Church Building

Structure

The main structure was built between 1832 – 1839. The portico was erected in 1891, its fluted Ionic columns standing more than ten metres high, on a flight of ten steps.

Between 1868 and 1872, a major structural change was made to the sanctuary. The solid rock behind the church was excavated, and the present apse constructed. All the elements of the sanctuary were designed by George Goldie.

Interior

Gas for lighting the church was used for the first time on Christmas morning 1855, but the brass gas standards (now fitted with electric lighting) were not put in place until 1885.

The coffered ceiling was executed by local craftsmen at a time when such sophisticated plaster work was normally undertaken only by Italians
The former Stations of the Cross, oil paintings from 1872, were replaced in 1969 by the present Stations, which were hand-carved in Italy.

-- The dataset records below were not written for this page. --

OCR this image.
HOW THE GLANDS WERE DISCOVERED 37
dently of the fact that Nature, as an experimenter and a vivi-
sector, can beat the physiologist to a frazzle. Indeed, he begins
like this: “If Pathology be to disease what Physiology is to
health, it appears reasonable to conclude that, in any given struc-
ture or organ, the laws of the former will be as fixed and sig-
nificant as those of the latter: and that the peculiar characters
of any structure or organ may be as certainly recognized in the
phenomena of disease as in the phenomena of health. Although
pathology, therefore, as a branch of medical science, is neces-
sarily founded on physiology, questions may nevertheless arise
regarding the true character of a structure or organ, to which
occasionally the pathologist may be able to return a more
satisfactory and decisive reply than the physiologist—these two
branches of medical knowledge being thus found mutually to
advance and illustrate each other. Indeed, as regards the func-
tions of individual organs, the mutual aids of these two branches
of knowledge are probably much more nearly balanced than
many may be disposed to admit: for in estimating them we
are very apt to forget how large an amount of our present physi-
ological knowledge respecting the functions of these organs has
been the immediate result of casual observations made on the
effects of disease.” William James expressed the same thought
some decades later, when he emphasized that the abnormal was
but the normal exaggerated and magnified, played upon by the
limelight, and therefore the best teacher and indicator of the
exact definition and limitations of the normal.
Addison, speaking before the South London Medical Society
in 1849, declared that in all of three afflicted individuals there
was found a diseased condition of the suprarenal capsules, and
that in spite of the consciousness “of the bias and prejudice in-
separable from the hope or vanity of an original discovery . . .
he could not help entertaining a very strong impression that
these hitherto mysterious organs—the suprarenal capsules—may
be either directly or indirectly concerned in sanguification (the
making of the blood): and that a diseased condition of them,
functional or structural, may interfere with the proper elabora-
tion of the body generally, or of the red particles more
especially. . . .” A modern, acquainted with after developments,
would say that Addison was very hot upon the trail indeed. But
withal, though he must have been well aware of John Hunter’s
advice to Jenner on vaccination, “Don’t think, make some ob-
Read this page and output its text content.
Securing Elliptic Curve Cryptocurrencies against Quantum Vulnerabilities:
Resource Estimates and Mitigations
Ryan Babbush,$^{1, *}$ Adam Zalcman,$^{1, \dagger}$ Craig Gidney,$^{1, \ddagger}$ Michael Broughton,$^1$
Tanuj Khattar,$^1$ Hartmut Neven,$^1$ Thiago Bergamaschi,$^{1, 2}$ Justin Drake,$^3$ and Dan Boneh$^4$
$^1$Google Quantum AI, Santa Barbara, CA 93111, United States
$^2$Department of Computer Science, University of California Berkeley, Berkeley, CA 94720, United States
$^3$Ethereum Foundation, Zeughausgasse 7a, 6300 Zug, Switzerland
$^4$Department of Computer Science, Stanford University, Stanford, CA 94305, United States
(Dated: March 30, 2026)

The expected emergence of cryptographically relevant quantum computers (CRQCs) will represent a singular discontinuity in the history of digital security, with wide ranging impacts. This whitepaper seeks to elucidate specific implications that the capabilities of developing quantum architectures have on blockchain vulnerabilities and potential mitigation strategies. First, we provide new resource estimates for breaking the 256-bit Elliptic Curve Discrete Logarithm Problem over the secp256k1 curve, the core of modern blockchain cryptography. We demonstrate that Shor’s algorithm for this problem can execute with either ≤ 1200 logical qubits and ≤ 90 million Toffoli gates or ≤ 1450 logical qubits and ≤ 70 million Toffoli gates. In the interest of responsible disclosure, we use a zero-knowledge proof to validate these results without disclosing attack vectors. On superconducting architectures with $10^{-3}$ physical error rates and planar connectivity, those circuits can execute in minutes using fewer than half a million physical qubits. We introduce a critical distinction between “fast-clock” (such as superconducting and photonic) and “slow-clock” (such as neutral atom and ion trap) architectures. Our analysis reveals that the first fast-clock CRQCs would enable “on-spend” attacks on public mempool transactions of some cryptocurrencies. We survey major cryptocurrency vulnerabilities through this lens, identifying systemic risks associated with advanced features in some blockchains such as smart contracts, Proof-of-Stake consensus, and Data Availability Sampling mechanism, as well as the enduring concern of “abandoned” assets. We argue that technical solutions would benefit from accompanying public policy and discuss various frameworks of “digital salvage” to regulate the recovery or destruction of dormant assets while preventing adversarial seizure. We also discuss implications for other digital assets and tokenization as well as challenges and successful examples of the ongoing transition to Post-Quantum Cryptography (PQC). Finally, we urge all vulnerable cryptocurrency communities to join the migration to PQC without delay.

The Reredos occupies the full space between the two columns at the rear of the baldachino. Its centrepiece is a model of the Holy of Holies, the innermost part of the ancient temple in Jerusalem. At the sides are marble statuettes of St Thomas Aquinas and St. Rose of Lima. This marble structure houses the Tabernacle, of brass and blue enamel, designed in 1883 and made in Paris. At either side of it are brass statuettes of St Dominic and St. Catherine of Siena.

The high altar is the third since the church was constructed. To facilitate the celebration of the liturgy according to the second Vatican Council, the present altar was detached from the reredos in 1976, re-inforced, and brought forward 1.1 metres.

Towering above the altar is the Baldachino, erected in 1872. Its four columns are made of polished red Aberdeen granite, each shaft consisting of a single piece 3.4 metres high, resting on bases of Sicilian white marble. Each pedestal has four panels of green Connemara marble. The columns are crowned with elaborately foliated capitals of Caen stone. At the front of the baldachino are the words “VERE TU ES DEUS ABSCONDITUS” (truly you are a hidden God – Isaiah 45:15). Above the pillars at each corner are statues of the four Latin doctors of the church : St Ambrose & St Augustine at the back, St Jerome and St Gregory the Great at the front.

The pulpit, from 1830, is made of several kinds of marble: Carrara, Sicilian, Siennese, Galway Black, and Midleton Red. The figures represented on it are those of five Dominican saints : St. Dominic, St. Thomas Aquinas, St. Catherine of Siena, St. Pius V, and St. Vincent Ferrer.

The shrine of Our Lady of Graces (on the right of the sanctuary facing up) contains a small ivory image with a long history. In 1304, this image was brought from the continent to Ireland by Maurice O’Carroll, a Dominican archbishop of Cashel. When he died in 1316, he was laid to rest in the Dominican church in Youghal (one gable wall of which still stands), and the image which he had much venerated was interred with him. A century later, the image was removed from the tomb and soon became an object of great veneration. During the reign of Elizabeth I the church was destroyed and the image came into the possession of Honoria Fitzmaurice Fitzgerald. It was she who had it enclosed in the silver reliquary where it still lies. When the Dominicans left Youghal towards the end of the 18th century, the image was brought to Cork and placed in a larger shrine. The whole was placed in its present position on the Rosary altar in 1895.

On the opposite side of the sanctuary, under St Dominic’s altar, are the relics of St. Severus, an early Christian martyr, placed here in 1842. His memory is honoured annually on December 11. The inscription, reminiscent of the martyrs in the Roman catacombs, reads SEVERO IN PACE (to Severus, who is in peace).